I wear numerous brands of tech shirts and shorts, and I really can’t tell much of a difference in any of them.  My Nike shirts seem to be a touch bigger than the others, but not enough that I need to buy a different size than the other shirts.  Being a heavy sweater, and bald, I need to wear a hat while I run.  The problem is, every hat will be sweated through between miles 3 and 4, regardless of the temperature.  I will say though, my Under Armour hat dries quicker than my Nike dri-fit hat, so I do prefer to wear the Under Armour one.   I don’t have any specialty running socks that I use, but I may investigate those this year.

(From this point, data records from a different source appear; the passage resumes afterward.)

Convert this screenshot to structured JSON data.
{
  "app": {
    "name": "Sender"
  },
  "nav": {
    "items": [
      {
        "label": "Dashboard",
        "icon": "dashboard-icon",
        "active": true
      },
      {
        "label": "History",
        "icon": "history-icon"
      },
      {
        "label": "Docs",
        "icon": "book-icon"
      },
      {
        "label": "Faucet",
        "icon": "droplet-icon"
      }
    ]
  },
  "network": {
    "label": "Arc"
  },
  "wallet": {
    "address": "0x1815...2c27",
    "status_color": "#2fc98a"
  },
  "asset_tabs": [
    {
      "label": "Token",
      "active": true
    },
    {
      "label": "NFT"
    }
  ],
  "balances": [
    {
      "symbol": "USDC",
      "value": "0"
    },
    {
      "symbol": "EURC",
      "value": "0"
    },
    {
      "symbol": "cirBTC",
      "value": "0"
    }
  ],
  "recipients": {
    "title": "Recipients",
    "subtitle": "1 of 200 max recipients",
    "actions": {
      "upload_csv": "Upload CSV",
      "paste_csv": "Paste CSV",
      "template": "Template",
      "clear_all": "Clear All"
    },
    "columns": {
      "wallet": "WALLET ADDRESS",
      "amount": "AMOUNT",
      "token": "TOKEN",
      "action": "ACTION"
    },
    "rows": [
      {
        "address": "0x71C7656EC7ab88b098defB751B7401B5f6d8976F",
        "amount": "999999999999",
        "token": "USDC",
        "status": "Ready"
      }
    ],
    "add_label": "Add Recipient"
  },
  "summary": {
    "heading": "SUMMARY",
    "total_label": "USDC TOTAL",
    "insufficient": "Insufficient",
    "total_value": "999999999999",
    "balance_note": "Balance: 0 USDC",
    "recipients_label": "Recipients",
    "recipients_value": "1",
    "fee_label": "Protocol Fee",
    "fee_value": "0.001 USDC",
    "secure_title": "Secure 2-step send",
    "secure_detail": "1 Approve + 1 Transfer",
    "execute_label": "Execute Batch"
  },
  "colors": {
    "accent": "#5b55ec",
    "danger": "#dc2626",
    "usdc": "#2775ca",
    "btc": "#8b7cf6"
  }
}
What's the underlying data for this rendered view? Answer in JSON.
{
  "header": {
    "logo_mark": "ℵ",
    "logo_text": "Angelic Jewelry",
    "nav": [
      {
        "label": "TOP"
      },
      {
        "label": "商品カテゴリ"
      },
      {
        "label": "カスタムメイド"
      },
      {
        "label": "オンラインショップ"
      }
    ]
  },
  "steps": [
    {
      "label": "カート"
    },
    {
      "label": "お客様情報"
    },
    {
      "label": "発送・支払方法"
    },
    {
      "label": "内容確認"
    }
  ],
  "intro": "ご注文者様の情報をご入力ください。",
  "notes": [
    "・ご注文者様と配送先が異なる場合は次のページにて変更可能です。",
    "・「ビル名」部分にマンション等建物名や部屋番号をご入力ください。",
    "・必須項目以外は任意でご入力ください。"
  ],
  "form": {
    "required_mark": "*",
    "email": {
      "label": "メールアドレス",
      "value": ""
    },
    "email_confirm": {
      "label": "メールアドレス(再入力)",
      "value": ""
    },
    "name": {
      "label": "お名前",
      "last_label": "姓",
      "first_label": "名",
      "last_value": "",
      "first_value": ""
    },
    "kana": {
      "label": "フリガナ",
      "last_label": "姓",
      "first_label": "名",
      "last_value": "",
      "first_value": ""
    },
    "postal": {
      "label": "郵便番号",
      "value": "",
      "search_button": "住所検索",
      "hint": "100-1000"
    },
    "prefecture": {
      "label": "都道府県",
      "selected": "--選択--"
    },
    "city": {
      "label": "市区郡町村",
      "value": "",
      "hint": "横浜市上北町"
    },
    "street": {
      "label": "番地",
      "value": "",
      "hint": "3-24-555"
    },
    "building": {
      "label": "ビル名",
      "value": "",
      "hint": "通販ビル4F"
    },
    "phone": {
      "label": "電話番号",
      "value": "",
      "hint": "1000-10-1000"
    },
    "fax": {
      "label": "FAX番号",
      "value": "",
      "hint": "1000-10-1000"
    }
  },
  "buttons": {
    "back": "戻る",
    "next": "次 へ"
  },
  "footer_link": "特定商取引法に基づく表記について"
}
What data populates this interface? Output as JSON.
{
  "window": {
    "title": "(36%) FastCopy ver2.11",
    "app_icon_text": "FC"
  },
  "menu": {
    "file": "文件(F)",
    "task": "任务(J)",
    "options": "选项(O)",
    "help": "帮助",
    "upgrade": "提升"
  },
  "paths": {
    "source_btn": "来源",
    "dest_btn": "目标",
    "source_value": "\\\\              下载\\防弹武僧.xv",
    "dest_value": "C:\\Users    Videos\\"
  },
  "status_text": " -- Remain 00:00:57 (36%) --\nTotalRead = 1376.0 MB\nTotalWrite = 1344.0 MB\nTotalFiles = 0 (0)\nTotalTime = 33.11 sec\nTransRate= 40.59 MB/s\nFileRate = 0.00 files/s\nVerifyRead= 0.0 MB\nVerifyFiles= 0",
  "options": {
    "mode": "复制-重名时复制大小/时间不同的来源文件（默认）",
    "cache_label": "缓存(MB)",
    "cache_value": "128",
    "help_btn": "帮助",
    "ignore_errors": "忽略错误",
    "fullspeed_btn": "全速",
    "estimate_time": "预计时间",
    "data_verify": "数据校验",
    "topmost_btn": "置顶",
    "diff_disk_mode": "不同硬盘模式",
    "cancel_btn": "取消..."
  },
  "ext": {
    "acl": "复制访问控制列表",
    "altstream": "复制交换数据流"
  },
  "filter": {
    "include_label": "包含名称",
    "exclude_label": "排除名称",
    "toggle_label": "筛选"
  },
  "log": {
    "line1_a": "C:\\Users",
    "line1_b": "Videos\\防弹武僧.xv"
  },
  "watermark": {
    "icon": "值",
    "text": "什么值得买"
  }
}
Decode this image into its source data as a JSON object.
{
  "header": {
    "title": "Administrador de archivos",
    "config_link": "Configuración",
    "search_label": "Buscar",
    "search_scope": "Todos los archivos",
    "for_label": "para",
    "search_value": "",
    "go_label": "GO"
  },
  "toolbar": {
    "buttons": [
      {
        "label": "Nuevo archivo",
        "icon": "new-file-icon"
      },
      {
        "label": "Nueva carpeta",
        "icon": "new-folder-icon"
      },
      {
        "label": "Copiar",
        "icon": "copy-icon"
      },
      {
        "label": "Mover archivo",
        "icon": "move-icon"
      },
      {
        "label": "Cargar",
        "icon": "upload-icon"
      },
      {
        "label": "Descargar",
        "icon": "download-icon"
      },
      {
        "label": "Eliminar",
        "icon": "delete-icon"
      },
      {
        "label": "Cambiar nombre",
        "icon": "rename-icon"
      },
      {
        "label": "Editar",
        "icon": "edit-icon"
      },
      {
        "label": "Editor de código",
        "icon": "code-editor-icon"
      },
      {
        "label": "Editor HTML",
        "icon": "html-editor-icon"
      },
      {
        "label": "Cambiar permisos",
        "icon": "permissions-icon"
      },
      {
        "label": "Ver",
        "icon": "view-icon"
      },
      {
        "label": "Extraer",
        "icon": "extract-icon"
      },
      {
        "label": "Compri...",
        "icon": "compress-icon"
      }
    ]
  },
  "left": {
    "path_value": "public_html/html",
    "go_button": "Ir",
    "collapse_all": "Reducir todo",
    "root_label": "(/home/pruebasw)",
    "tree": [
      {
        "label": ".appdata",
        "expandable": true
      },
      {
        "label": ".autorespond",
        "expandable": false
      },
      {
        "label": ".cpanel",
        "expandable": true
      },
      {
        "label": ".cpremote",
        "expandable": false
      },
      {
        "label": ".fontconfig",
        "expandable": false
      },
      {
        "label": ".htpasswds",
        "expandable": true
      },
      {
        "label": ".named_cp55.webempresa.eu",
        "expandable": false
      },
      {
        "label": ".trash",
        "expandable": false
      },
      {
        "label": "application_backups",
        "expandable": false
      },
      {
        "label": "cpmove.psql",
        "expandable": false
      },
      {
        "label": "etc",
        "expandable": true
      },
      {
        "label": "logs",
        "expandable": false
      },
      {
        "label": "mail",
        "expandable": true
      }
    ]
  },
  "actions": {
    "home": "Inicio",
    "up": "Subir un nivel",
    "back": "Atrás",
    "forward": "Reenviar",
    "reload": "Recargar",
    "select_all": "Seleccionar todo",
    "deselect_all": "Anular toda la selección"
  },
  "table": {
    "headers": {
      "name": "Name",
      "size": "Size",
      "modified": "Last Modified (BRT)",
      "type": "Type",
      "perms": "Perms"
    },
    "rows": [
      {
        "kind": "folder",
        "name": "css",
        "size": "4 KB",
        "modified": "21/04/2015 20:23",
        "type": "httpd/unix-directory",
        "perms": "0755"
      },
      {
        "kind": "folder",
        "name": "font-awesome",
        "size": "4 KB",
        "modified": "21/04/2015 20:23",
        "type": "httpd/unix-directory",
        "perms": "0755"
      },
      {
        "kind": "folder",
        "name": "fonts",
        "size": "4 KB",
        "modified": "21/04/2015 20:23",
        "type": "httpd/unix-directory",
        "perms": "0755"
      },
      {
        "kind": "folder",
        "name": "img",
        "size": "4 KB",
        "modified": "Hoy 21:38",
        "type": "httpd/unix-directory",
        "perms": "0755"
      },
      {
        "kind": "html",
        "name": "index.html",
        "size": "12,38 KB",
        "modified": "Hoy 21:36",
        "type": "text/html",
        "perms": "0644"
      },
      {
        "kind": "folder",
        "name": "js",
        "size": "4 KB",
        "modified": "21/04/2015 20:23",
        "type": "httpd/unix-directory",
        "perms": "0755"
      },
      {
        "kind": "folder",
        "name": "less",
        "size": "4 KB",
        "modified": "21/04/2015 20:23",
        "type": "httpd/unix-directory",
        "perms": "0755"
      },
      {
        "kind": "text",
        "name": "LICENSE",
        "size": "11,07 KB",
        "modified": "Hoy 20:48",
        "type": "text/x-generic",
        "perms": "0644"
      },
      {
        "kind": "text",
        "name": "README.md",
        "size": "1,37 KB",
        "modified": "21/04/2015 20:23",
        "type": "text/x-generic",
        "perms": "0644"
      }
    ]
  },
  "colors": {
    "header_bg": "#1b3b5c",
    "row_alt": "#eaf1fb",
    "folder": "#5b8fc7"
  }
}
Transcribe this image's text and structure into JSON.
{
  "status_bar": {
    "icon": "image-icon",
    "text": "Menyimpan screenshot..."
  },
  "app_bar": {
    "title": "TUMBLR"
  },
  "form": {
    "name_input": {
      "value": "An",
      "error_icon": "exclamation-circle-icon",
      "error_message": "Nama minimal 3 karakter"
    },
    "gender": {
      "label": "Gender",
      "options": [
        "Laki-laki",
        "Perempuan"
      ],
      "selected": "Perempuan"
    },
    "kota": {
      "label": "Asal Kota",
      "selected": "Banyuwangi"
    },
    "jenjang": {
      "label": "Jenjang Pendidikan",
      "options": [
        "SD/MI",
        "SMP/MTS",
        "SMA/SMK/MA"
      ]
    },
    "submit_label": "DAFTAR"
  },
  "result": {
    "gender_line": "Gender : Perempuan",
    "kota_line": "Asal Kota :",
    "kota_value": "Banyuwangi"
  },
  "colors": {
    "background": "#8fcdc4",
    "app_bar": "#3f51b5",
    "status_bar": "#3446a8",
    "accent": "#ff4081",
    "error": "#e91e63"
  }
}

I use the Yurbuds Inspire earbuds and they are excellent against sweat and the weather.  The company claims that they are guaranteed not to fall out, but that is not quite 100% true.  You must find the proper size to wear and insert them into your ears utilizing the proper technique.  Yurbuds has great customer service and is very dedicated to getting customers into the proper head gear.  I had a size 5, but after consulting with them, it was determined that I needed a specialty size 4.  They exchanged my earbuds free off charge, even though I was well beyond the warranty exchange period.  My Yurbuds do stay in my ears better than any other product that I have tried, but I have had an issue or two with them falling out when I get extremely sweaty.

I carry my iPhone with me when a run and use an Armpocket XTREME i-30 to hold it.  I chose this product because I’m asthmatic and it can hold my phone, inhaler, gels/GU’s, and keys.  It is comfortable and keeps my stuff dry, but it was not designed for the iPhone 5.  When I had my iPhone 4, the phone fit perfectly and I could store everything with no issues, but now, the headphone jack juts out a little bit.  It isn’t that big of a deal, just a minor inconvenience.  The printing on the product is reflective and once I put on the arm band, it never moves.


On my longer runs, I use a Camelback pack for my water.  I went with the 70 ounce version that is used by the military basically because it is what I already had.I’m sure wearing a backpack full of water isn’t for everyone, but I do prefer it to carrying a water bottle.

I don’t always carry my id on me, even though I easy could in the Armpocket, but I do always wear my RoadID bracelet.  It has my name, brief medical info, and emergency contacts on it, as well as a short inspiration quote on it.  This is great info to share in case of emergency, especially for someone with a severe allergy, asthma, or contagious disease.  I went with the RoadID elite and I actually wear it all day.  It has a black, silicone band with a metal watch like buckle and a metal information plate.